In those cases where measuring the voltage of the individual cell is not sufficient to determine the charge and health conditions of the cells (SoC and SoH), the Seica simulator enables the Coulomb Current Measurement, which measures the current output, repeatably and at set time intervals, then sums up the measurements to calculate the total amount of energy during charging or discharging.
To simulate passive and active balancing conditions, the Seica Compact BMS simulator can source or sink a current (programmable and measurable by the simulator itself) up to ±5 A.
To avoid wasting energy, ideally the Battery Management System should not take current from the cell (it must not discharge it). To test this function, the Compact BMS handles and accurately measures any current (generally microamperes) absorbed by the BMS. Since the BMS must detect any cell fault conditions, such as short circuits, a disconnected wire or polarity inversions, Seica’s test solution can also correctly simulate these measurement conditions.

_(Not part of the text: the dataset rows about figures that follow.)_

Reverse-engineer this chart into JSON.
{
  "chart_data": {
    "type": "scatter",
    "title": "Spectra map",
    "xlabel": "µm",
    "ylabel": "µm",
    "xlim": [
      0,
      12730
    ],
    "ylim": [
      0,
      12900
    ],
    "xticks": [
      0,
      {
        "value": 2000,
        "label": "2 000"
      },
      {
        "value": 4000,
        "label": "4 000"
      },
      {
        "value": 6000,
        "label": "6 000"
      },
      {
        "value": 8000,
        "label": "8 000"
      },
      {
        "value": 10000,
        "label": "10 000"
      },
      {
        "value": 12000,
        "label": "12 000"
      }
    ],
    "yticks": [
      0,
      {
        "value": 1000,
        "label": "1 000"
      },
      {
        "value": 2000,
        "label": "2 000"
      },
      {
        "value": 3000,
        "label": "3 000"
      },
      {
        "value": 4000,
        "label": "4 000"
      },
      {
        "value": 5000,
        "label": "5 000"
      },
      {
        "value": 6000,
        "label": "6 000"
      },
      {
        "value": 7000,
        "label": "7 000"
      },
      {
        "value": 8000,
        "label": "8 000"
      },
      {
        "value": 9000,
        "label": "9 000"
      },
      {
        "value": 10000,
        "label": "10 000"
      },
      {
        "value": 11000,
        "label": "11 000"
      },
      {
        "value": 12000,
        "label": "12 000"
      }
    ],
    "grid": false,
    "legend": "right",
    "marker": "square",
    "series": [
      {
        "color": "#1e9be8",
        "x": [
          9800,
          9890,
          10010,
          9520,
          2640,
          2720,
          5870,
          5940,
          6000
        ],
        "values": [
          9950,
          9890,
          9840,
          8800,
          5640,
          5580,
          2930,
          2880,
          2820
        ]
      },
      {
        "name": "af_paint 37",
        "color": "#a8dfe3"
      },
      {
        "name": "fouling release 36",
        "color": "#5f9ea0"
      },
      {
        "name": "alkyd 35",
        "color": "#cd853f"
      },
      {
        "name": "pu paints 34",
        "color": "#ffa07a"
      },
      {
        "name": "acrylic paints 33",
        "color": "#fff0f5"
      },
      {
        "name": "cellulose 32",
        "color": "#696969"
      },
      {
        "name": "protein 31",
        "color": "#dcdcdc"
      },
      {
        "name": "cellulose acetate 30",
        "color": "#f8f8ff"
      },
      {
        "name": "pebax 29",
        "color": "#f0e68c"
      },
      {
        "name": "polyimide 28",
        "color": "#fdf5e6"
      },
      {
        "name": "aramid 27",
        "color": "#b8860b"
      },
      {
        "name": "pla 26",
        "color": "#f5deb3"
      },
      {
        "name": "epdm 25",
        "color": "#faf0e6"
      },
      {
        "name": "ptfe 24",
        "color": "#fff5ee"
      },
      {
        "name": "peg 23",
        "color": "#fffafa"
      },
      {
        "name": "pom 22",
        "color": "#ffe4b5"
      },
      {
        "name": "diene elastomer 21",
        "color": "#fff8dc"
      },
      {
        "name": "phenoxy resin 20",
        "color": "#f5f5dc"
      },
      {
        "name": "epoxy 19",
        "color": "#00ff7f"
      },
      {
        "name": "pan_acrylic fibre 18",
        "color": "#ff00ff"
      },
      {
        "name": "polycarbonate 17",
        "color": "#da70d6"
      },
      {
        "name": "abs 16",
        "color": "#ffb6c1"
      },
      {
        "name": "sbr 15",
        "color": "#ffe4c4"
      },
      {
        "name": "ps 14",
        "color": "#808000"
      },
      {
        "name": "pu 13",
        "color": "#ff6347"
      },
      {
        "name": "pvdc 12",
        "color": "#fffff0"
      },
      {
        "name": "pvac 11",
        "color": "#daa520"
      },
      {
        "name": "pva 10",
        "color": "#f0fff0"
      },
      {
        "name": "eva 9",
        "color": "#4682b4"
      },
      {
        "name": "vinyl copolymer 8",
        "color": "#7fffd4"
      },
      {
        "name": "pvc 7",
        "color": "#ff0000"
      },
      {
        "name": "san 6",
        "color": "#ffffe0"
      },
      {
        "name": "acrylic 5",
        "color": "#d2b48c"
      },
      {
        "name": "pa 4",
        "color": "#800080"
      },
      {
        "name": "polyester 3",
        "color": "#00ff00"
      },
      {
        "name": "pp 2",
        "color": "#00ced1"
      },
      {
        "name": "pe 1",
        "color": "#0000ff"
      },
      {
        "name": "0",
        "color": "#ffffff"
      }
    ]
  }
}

For testing the temperature measurement function of the BMS, which typically uses NTC/PTC thermistors, the Compact BMS battery cell simulator can provide variable resistance, ranging from tens of Ohms to MOhms.
When it is necessary to simulate hundreds of cells, system costs can skyrocket. To maintain the cost-effectiveness of the solution, the Compact BMS provides an interesting multiplexing solution with the 3D version of the S64 matrix, a solution made possible thanks to the scalability and flexibility of the architecture of Seica’s test platform, specifically designed for the test requirements in a manufacturing environment.
In short, the Compact BMS is the solution that can simulate the full operating conditions of any BMS, providing the stimuli and measurements needed to test all of its capabilities and functions.